Solution: Implement argmax instead of softmax when the 'has_regions' flag is set to False. This change is intended to address the shared memory (shm-size) constraints within Docker environments. It has been observed that the Docker container can handle the computation effectively, even with the shm-size set to 0, after making the proposed change.
Thanks for this PR. I am not a big fan of this to be honest because we take something that is well structured and abstracted (labelmanager is in charge) and are changing it to be more complicated and moving functionality around. The original idea was that labelmanager is the central authority deciding how predictions should be handled, so that we only need to maintain and change the way things are handled in one location.

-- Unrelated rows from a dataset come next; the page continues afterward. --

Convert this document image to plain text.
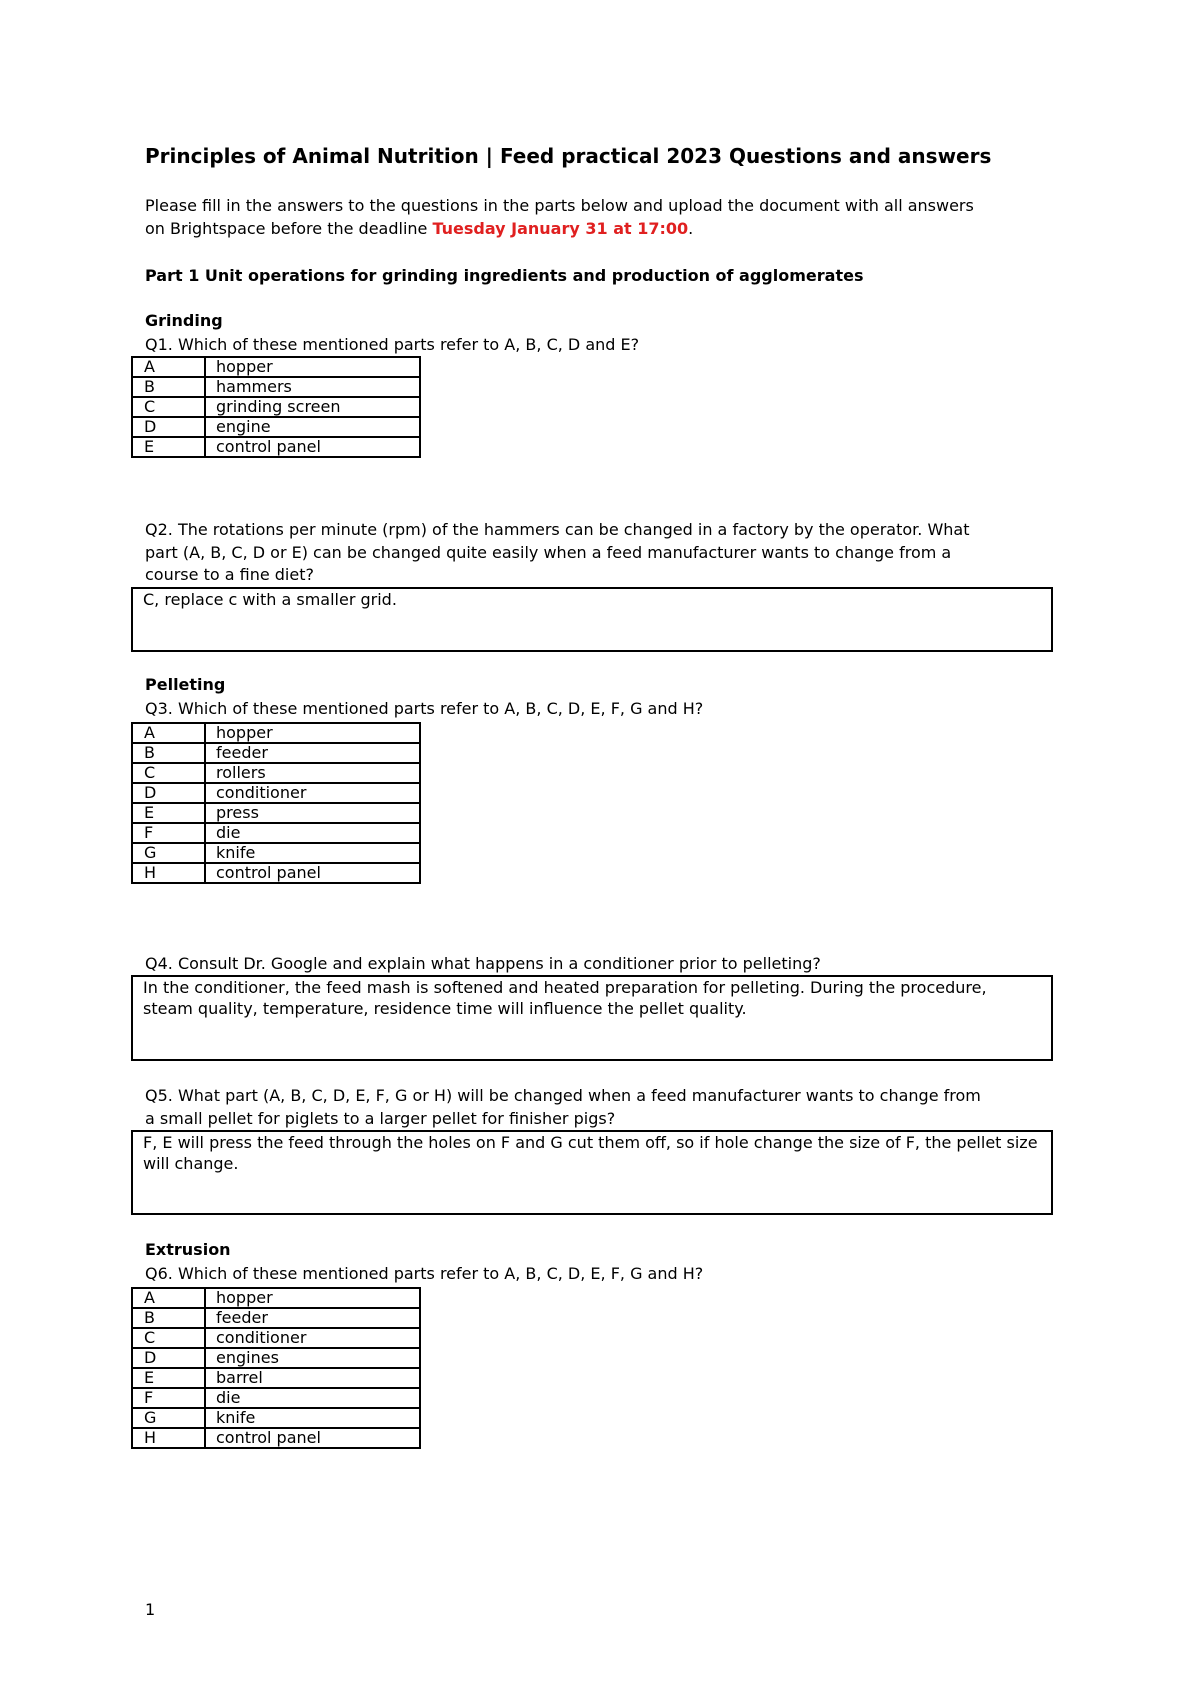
Principles of Animal Nutrition | Feed practical 2023 Questions and answers
Please fill in the answers to the questions in the parts below and upload the document with all answers
on Brightspace before the deadline Tuesday January 31 at 17:00.
Part 1 Unit operations for grinding ingredients and production of agglomerates
Grinding
Q1. Which of these mentioned parts refer to A, B, C, D and E?
A	hopper
B	hammers
C	grinding screen
D	engine
E	control panel
Q2. The rotations per minute (rpm) of the hammers can be changed in a factory by the operator. What
part (A, B, C, D or E) can be changed quite easily when a feed manufacturer wants to change from a
course to a fine diet?
C, replace c with a smaller grid.
Pelleting
Q3. Which of these mentioned parts refer to A, B, C, D, E, F, G and H?
A	hopper
B	feeder
C	rollers
D	conditioner
E	press
F	die
G	knife
H	control panel
Q4. Consult Dr. Google and explain what happens in a conditioner prior to pelleting?
In the conditioner, the feed mash is softened and heated preparation for pelleting. During the procedure, steam quality, temperature, residence time will influence the pellet quality.
Q5. What part (A, B, C, D, E, F, G or H) will be changed when a feed manufacturer wants to change from
a small pellet for piglets to a larger pellet for finisher pigs?
F, E will press the feed through the holes on F and G cut them off, so if hole change the size of F, the pellet size will change.
Extrusion
Q6. Which of these mentioned parts refer to A, B, C, D, E, F, G and H?
A	hopper
B	feeder
C	conditioner
D	engines
E	barrel
F	die
G	knife
H	control panel
1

If we now start re-adding label handling into different functions in different locations then it all becomes a complicated mess again. So I'd much rather better understand the underlying reason for this problem and address it systematically. Why does your implementation not cause as much SHM as mine. Does the overall amount of RAM needed to do the export change? Why not just give the docker more SHM?
Hi,
Thank you for your feedback. I encountered this issue while preparing for AortaSeg24 Grand Challenge. According to the Grand Challenge platform's requirements for algorithms (Grand Challenge Documentation), 50% of the system memory is shared. For example, on a 16 GB instance, /dev/shm will be 8 GB, and this percentage is not modifiable. The provided instance is ml.g4dn.2xlarge with 1x NVIDIA T4 GPU, 8 vCPUs, 32 GB of memory, and 1 x 225 GB NVMe SSD. Therefore, participants can use a maximum memory size of 32 GB and an shm-size of 16 GB.
When I set up a new Docker environment, I observed a similar issue. In this Docker environment, setting the memory size to 35 GB and the shm-size to 35 GB allows the system to successfully process softmax operations on input tensors of size [24, 724, 435, 435]. However, setting the memory size to 30 GB and the shm-size to 30 GB leads to the unexpected termination of the Docker container. This suggests that inference on devices with smaller 30 GB memory sizes will encounter similar issues.

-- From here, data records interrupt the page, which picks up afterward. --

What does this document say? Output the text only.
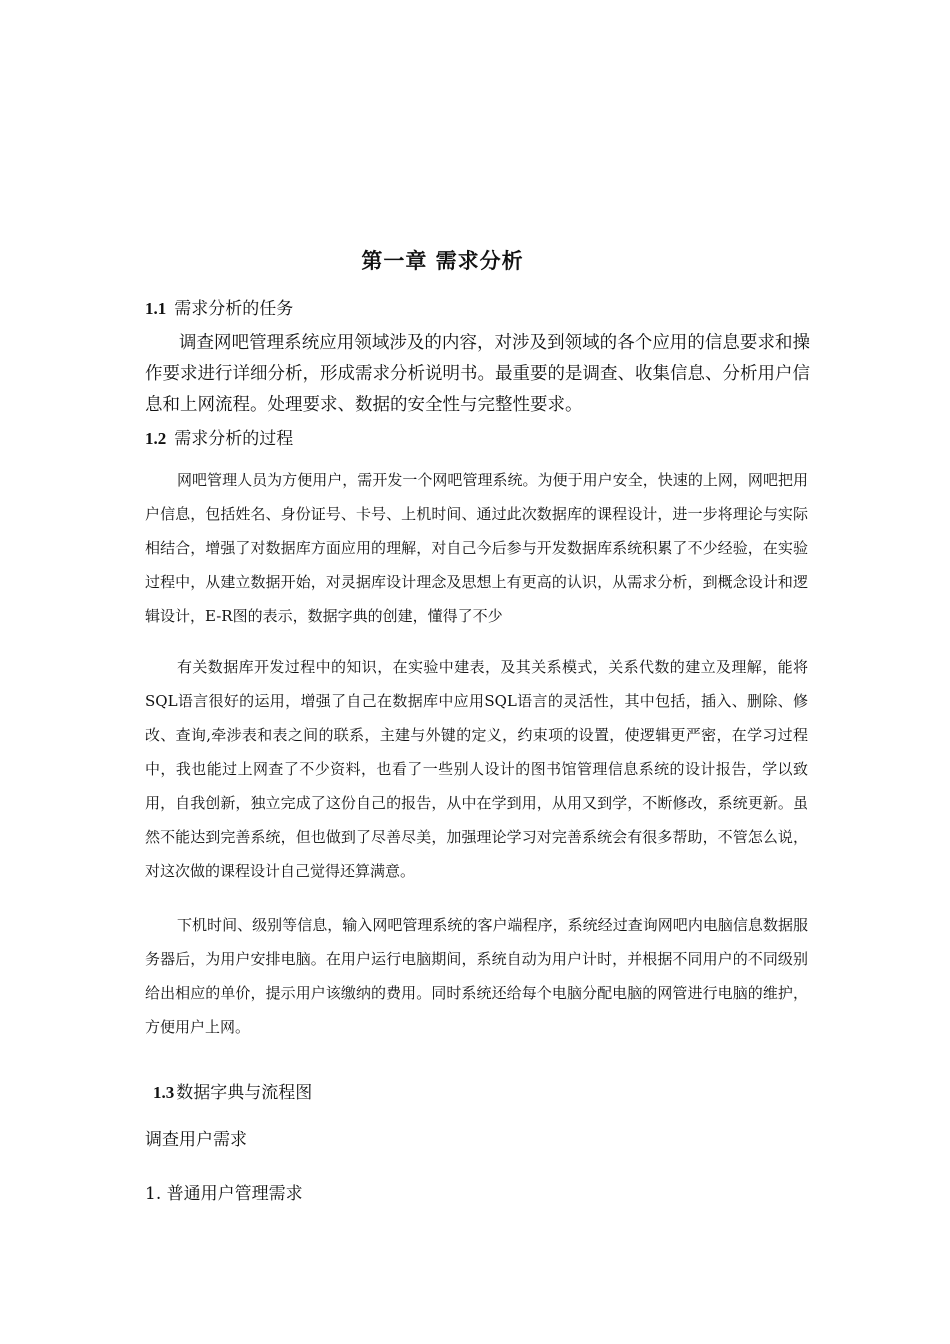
第一章 需求分析
1.1 需求分析的任务

调查网吧管理系统应用领域涉及的内容，对涉及到领域的各个应用的信息要求和操作要求进行详细分析，形成需求分析说明书。最重要的是调查、收集信息、分析用户信息和上网流程。处理要求、数据的安全性与完整性要求。

1.2 需求分析的过程

网吧管理人员为方便用户，需开发一个网吧管理系统。为便于用户安全，快速的上网，网吧把用户信息，包括姓名、身份证号、卡号、上机时间、通过此次数据库的课程设计，进一步将理论与实际相结合，增强了对数据库方面应用的理解，对自己今后参与开发数据库系统积累了不少经验，在实验过程中，从建立数据开始，对灵据库设计理念及思想上有更高的认识，从需求分析，到概念设计和逻辑设计，E-R图的表示，数据字典的创建，懂得了不少

有关数据库开发过程中的知识，在实验中建表，及其关系模式，关系代数的建立及理解，能将SQL语言很好的运用，增强了自己在数据库中应用SQL语言的灵活性，其中包括，插入、删除、修改、查询,牵涉表和表之间的联系，主建与外键的定义，约束项的设置，使逻辑更严密，在学习过程中，我也能过上网查了不少资料，也看了一些别人设计的图书馆管理信息系统的设计报告，学以致用，自我创新，独立完成了这份自己的报告，从中在学到用，从用又到学，不断修改，系统更新。虽然不能达到完善系统，但也做到了尽善尽美，加强理论学习对完善系统会有很多帮助，不管怎么说，对这次做的课程设计自己觉得还算满意。

下机时间、级别等信息，输入网吧管理系统的客户端程序，系统经过查询网吧内电脑信息数据服务器后，为用户安排电脑。在用户运行电脑期间，系统自动为用户计时，并根据不同用户的不同级别给出相应的单价，提示用户该缴纳的费用。同时系统还给每个电脑分配电脑的网管进行电脑的维护，方便用户上网。

1.3 数据字典与流程图
调查用户需求
1. 普通用户管理需求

Regarding your point about label management, I agree that handling labels in one location is more efficient and avoids redundancy. However, I am currently unsure how to directly add an option for the inference step specifically within the label manager. I hope you can provide further suggestions on how to address this issue systematically.
Hey, so I would like to close this PR because it breaks with our existing design patterns to work around a problem caused by a single challenge platform. I suggest users write their own inference code based on nnU-Net's functionality to work around these problems. You can take inspiration from our submission to ToothFairy2 which had way more of these problems because of the 43 labels this dataset has: https://github.com/MIC-DKFZ/nnUNet/blob/master/documentation/competitions/Toothfairy2/inference_script_semseg_only_customInf2.py
Our script is a bit more involved than what you would need but it has some nice optimizations for runtime and memory efficiency
Hi, thanks for providing the detailed inference code for ToothFairy2. It has been really helpful for submitting inference code to the challenge platform. I will close this pull request.